Art in Paradise: A Terrible Day

It’s been only a week or so since the 10-year commemoration of the events of Sept. 11, 2001. Already, the background static of American life has submerged thoughts of that terrible day and its appalling loss of life, instead turned to nattering about the small, immediate matters of the everyday, things like Netflix’ doubling down on annoying business decisions by splitting itself in two.

I didn’t want to tune in to the televised reminders of 9/11. It makes perfect sense to look back at that time, but the scarring trauma of that day is not something I wish to spend a lot of time replaying—it has felt too real and present ever since. I have watched the Towers fall too many times already. The day itself was bad enough, and in the months that followed, catastophe seemed all too nearby.

Thanks to the trauma and fear that became so real on 9/11, we as a nation steered exactly the wrong course. The wake of that terrible event saw even the absurdly maligned French declaring “We’re all Americans now,” a remarkable expression of the zeitgeist which might have continued had we but stuck to the ideals that used to define us. What happened instead was possibly the biggest squandering of good will in our history, a wholesale abandonment of what had been American ideals. Now, like it or not, we torture, engage in pre-emptive war, and have endured the politics of endless fearmongering. The fearmongers and architects of an impossible and endless war against an abstraction (“terror”) have laid claim to 9/11 as their ultimate justification, but all of us went through that time, and none of us “owns” it.

Watching the unravelling of so much that had been American complicates the commemoration of a day that didn’t “change everything,” but which changed exactly the wrong things. It’s very hard to feel anything but sadness at what America now unavoidably stands for. Even the election of a new president has changed little. The trampling of civil rights and the justification of the criminal act of torture have not changed; they’ve only become less central to the political debate.
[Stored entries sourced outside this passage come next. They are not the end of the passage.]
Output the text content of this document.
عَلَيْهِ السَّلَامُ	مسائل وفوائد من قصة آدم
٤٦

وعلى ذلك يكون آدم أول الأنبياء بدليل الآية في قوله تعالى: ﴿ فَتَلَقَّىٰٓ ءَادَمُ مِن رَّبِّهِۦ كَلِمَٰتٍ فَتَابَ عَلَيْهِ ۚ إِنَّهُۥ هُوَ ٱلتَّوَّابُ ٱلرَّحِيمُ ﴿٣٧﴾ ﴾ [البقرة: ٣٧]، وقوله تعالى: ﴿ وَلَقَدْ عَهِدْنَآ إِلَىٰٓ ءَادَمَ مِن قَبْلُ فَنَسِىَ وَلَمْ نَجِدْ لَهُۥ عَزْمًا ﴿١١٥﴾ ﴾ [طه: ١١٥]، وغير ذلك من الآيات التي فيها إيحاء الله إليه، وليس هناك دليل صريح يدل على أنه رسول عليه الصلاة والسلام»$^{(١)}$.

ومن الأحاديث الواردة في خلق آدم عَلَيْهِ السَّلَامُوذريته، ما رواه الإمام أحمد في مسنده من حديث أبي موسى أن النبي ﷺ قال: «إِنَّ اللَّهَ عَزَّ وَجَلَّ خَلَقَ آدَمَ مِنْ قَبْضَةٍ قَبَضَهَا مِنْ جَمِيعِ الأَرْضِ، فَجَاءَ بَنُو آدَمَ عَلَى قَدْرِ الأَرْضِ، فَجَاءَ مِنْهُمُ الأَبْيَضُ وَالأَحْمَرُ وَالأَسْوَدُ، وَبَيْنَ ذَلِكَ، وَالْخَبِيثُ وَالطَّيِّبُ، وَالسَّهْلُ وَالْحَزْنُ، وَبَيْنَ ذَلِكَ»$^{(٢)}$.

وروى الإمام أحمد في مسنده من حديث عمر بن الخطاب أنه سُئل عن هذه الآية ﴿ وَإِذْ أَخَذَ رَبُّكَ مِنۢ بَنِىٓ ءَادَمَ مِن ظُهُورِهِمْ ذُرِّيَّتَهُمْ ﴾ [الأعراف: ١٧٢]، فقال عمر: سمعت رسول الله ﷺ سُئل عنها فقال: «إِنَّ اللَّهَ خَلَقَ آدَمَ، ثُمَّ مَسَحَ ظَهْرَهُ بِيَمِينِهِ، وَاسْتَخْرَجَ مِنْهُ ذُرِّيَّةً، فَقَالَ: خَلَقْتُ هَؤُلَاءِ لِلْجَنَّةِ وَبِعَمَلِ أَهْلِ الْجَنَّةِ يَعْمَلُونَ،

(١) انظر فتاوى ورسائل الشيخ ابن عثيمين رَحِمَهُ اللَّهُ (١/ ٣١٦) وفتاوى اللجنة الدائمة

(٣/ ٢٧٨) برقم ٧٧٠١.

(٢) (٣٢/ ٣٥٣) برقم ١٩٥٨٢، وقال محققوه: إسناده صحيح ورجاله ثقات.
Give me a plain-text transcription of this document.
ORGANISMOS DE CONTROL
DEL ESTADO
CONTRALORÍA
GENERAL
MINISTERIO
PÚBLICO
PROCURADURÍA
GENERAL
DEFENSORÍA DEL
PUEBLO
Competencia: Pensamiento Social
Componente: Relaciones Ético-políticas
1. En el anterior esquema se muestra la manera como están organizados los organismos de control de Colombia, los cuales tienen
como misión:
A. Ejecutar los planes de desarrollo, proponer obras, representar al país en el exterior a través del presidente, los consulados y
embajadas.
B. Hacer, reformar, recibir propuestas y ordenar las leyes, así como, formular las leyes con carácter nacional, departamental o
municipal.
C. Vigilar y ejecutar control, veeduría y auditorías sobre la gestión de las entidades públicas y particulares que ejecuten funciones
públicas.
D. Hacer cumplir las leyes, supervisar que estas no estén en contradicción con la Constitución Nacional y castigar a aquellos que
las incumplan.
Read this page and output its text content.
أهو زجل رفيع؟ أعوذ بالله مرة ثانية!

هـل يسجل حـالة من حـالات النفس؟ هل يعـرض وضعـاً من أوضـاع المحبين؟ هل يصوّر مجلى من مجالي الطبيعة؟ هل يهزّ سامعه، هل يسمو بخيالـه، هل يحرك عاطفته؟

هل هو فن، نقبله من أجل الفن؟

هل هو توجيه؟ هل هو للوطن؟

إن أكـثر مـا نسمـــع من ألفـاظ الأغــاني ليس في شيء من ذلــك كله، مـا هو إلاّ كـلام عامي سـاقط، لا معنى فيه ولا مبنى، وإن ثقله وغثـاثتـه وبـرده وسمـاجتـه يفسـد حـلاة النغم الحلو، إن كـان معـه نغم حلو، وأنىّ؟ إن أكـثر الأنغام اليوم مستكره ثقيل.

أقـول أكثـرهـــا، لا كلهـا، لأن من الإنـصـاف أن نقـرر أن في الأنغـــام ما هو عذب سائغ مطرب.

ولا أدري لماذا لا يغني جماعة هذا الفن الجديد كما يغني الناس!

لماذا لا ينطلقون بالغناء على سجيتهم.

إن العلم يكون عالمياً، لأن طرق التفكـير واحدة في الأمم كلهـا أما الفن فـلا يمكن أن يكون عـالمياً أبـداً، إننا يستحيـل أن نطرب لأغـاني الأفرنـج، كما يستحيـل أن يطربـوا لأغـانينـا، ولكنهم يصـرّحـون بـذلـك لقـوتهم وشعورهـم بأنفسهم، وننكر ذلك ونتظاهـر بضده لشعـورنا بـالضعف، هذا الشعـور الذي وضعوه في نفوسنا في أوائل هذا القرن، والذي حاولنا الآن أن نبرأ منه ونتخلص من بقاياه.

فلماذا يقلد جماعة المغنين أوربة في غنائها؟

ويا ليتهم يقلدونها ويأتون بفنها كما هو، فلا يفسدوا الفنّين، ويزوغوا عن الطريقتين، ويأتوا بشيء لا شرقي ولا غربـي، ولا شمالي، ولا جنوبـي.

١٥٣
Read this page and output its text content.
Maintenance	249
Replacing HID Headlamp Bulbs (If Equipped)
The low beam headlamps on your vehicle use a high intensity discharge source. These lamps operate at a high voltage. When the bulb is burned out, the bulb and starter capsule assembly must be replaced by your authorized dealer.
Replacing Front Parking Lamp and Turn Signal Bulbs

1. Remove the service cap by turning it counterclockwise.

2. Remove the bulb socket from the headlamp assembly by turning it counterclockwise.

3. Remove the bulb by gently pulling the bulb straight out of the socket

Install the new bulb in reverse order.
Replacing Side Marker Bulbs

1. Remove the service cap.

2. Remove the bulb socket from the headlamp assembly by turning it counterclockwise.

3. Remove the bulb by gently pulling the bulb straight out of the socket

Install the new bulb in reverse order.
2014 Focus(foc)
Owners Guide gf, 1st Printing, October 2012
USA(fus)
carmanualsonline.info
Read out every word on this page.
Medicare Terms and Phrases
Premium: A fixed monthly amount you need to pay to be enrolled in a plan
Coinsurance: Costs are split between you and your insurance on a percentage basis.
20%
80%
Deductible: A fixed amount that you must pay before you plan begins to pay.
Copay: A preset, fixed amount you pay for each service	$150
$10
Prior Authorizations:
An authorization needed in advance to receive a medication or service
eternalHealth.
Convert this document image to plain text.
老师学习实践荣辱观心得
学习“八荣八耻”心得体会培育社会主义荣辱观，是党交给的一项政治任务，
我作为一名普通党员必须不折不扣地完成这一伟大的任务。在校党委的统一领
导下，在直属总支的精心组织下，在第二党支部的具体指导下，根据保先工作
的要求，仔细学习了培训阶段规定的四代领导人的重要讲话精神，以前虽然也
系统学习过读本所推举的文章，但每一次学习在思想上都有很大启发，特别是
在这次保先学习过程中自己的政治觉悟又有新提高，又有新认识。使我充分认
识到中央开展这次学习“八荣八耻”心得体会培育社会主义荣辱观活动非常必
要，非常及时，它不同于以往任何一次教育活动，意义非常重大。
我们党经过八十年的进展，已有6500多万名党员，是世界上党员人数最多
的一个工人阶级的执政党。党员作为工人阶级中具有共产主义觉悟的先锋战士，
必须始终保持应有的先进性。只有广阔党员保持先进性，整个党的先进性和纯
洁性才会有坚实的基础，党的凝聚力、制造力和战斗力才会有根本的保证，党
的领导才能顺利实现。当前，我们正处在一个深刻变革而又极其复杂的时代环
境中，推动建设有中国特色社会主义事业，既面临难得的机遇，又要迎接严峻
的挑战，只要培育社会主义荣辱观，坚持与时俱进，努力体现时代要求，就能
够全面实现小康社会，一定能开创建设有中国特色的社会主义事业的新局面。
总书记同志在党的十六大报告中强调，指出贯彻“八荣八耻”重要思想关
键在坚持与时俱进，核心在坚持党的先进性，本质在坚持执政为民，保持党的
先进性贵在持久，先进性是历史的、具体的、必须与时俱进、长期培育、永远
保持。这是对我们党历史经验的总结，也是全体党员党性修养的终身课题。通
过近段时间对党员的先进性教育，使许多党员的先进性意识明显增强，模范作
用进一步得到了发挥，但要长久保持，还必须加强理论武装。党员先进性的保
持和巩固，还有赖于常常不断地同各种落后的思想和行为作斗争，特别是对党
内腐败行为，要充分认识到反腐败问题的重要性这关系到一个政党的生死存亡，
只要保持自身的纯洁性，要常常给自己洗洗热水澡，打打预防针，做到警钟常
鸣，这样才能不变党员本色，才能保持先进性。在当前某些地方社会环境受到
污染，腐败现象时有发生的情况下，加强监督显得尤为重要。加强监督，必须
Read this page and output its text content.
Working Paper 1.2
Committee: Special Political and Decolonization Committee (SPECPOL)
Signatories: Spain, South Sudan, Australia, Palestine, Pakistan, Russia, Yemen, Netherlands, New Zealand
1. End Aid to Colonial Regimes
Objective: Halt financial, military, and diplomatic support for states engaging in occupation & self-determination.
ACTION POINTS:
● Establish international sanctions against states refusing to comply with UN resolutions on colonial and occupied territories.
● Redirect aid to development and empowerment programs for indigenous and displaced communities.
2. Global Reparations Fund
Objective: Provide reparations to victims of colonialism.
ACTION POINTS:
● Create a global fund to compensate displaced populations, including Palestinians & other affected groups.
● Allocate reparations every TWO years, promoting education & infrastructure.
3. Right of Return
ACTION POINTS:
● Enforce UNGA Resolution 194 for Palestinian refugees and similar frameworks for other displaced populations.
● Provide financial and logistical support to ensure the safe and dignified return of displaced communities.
I spent much of Sept. 11, 2011 at an art exhibition at the Canal Gallery in Holyoke. Art invariably offers something more useful in traumatic times than does watching televised ceremonies. Many of the artworks on display—paintings and collage panels of news and clipped images from the year following Sept. 11, 2001 by Mary Bernstein; an installation of sculptural elements in protest of the wars in Iraq and Afghanistan by Harriet Diamond—were concerned directly with the aftermath of 9/11. The third exhibition, Matthew Mitchell’s first 50 portraits from the 100 Faces of War Experience, was concerned with the wars of recent years. The atmosphere was somber, but involved no thoughtless flag-waving, no unquestioning, blanket embrace of the justness of American actions. It felt like a space in which one’s reactions could be personal and undirected.

After wandering through the exhibitions, witnessing a performance piece by Krista DeNio, and seeing a panel discussion with artists and veterans, I headed out. On my way to the door, I noticed something I’d somehow missed on the way in. It was a sculptural piece by Holyoke-based artist Bruce Fowler. Two bright plexiglass towers, maybe seven feet tall and a foot wide, stretched up in a dark corner. A few handfuls of light gray ashes filled a bottom corner of each. The ashes came from the Twin Towers, and were collected by the artist in 2001.

Fowler’s sculpted response to 9/11 was uncomplicated, deeply affecting, and all too real. I stood transfixed for a few minutes, trying to come to grips with the reality of those ashes. It’s often difficult, when faced with an object aeons old or an object of historical significance, to somehow feel that importance, to make the artifact seem like something other than a hunk of wood or random pile of ashes. Perhaps because Fowler devised a simple and evocative context for the ashes he collected, it was all too easy to look at them and feel the importance of the agonizing struggle for American ideals that has followed the rubble of that day, too easy to remember the terrible spectacle of towers full of people turning to ash.

Fowler’s piece, unadorned with faux patriotism or political agenda, turned out to be the most useful remembrance of the event I have seen. Though I’m sure his work will resonate differently for others, it reminded me why the old American ideals are still worth standing up for, why it’s worth resisting a helpless transformation to a terror-fueled shadow of our former selves. I wandered from the gallery into a warm night, glad to have been right there, right then.